Nick’s Status Report for 3/26

This week training began in earnest. The model was able to complete its first epoch of training in ~12hrs time. Preliminary values of its accuracy metric seem to show it sitting around 80% WER. This is not the ideal metric for this use case however, and after updating the metric I anticipate it to have a much better classification error rate. The outputs of the model so far have looked exceedingly reasonable so I feel good about it ability to be integrated with Marco’s model soon. Based on visual comparisons between golden transcriptions and predicted transcriptions, the model exclusively spits out M or E tokens for Mandarin or English respectively, never printing an ‘UNK’ character indicating confusion. I find this promising. For next week work will focus on continuing to train the model as well as integrating it with Marco’s work and exposing it for Tom’s work on web development. I feel that I am currently on schedule with the model’s progress. I may request additional limit allowances to speed up training but so far it would appear the data available is at least sufficient for basic language detection. I do not anticipate major blockages from here.

 

Nick’s Status Report for 3/19

Since the last update, I’ve finished writing all the infrastructure needed for complete training of our LID and ASR models on the SEAME dataset. Due to a unique directory configuration, multiple sets of labels, and un-split test and training datasets, this all needed to be accomplished by an indexing process. I completed a script that indexes and stores all of the labels associated with each file and each possible utterance within each file. It was about 10MB and can be loaded extremely quickly. Using this index, we are now able to create separate data loaders for the separate tasks which are then capable of labelling our data as needed for the application. The index has also separated the data into training and test sets. One test set is biased towards Mandarin while one is biased towards English. I also completed an implementation of a data collator which is be used to make training as efficient as possible during forward passes of batches. Training now continues on the LID model end-to-end.

I’m on schedule for delivering the working LID model. This week will just be about supporting and continuing training. There will also be a small amount of coding needed just to set up running both combined models jointly (combining their outputs etc.).

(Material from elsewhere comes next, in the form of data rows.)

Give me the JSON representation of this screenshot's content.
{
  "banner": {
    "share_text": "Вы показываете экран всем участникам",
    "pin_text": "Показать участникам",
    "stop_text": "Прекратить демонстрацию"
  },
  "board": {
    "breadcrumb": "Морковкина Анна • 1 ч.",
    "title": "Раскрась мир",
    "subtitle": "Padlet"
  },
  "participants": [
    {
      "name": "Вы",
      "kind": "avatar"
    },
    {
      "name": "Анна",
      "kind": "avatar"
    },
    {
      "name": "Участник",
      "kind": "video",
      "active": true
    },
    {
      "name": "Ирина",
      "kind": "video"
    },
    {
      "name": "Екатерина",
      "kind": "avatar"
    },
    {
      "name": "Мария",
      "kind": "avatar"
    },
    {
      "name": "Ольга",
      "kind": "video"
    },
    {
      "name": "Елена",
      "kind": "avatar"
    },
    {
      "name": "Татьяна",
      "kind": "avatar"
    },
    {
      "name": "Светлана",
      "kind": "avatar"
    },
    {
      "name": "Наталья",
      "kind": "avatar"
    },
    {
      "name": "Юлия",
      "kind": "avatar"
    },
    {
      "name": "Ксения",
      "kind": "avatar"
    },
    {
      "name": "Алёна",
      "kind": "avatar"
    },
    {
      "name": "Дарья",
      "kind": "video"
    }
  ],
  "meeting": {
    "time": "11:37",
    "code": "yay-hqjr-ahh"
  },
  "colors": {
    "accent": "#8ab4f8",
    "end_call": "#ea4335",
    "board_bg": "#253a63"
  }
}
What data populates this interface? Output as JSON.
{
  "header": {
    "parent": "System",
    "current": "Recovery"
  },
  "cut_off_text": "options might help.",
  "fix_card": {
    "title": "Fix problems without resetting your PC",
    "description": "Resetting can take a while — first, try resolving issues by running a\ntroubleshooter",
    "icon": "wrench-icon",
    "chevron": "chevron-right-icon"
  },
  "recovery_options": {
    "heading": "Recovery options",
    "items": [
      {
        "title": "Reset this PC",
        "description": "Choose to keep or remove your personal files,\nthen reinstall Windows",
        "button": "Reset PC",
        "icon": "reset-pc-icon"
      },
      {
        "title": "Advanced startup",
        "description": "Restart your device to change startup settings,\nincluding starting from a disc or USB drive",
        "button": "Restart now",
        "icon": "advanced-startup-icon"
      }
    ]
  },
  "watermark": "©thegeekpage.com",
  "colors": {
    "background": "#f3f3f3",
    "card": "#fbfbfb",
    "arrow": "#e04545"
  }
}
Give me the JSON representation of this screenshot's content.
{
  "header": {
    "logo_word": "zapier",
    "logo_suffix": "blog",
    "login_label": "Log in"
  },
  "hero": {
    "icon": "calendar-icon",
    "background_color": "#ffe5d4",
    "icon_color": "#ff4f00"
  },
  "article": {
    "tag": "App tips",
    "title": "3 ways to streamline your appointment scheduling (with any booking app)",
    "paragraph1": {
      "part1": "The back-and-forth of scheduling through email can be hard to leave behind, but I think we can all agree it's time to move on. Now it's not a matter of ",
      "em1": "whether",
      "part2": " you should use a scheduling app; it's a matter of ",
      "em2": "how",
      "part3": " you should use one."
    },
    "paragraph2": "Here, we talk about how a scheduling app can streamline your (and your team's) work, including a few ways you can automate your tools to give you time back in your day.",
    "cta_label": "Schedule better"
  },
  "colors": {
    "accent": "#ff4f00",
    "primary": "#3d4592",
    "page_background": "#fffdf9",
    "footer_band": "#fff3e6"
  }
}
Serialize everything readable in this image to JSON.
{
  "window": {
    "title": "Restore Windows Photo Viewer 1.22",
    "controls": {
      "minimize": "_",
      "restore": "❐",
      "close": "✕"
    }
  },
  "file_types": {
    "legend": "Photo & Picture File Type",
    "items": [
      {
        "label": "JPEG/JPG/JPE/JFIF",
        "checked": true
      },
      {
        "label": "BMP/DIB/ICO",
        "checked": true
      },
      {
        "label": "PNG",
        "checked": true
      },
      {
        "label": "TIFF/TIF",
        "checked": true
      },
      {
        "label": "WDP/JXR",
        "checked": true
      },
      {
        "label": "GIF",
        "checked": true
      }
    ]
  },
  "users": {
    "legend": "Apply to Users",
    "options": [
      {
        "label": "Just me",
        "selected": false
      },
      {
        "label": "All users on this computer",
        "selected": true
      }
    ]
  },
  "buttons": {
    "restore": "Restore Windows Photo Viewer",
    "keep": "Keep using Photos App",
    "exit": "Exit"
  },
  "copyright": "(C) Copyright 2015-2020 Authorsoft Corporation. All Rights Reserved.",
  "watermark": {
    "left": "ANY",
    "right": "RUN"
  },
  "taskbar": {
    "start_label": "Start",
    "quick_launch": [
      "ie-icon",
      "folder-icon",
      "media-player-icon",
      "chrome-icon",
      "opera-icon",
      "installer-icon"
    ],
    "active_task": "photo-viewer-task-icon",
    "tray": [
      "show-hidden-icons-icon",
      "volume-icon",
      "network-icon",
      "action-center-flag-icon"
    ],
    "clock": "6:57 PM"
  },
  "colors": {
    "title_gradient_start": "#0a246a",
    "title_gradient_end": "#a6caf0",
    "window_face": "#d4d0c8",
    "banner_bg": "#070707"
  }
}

Nick’s Status Report for 2/26

This week I was heavily focused finalizing and documenting the specifics of our system’s language identification model as well as other part of our systems overall language model design. I was able to upload the SEAME dataset to my storage instance on AWS and have begun working on setting up my training schema (data loading, validation and evaluation set partitioning etc..). In this I do find myself a day or two behind our schedule. I plan on spending all of Sunday working exclusively on getting the system entirely orchestrated so that all I have left is to make model architecture or hyper-parameter adjustments. I’ll be ramping up this week starting with a very small model and ramping it up as I validate each successive round of results. Given that we have a break coming up, it is crucial that the full system be able to train overnight by the end of the next school week. This will be my primary focus in terms of implementation.

Otherwise, most of my time this week was spent on our design document and sub-module specifications including unit tests, metrics and validation. Though our final design document still needs work in terms of formatting, I did a lot of our specification and explanation in a separate shared document which will allow for easy transfer into the document for the coming deadline.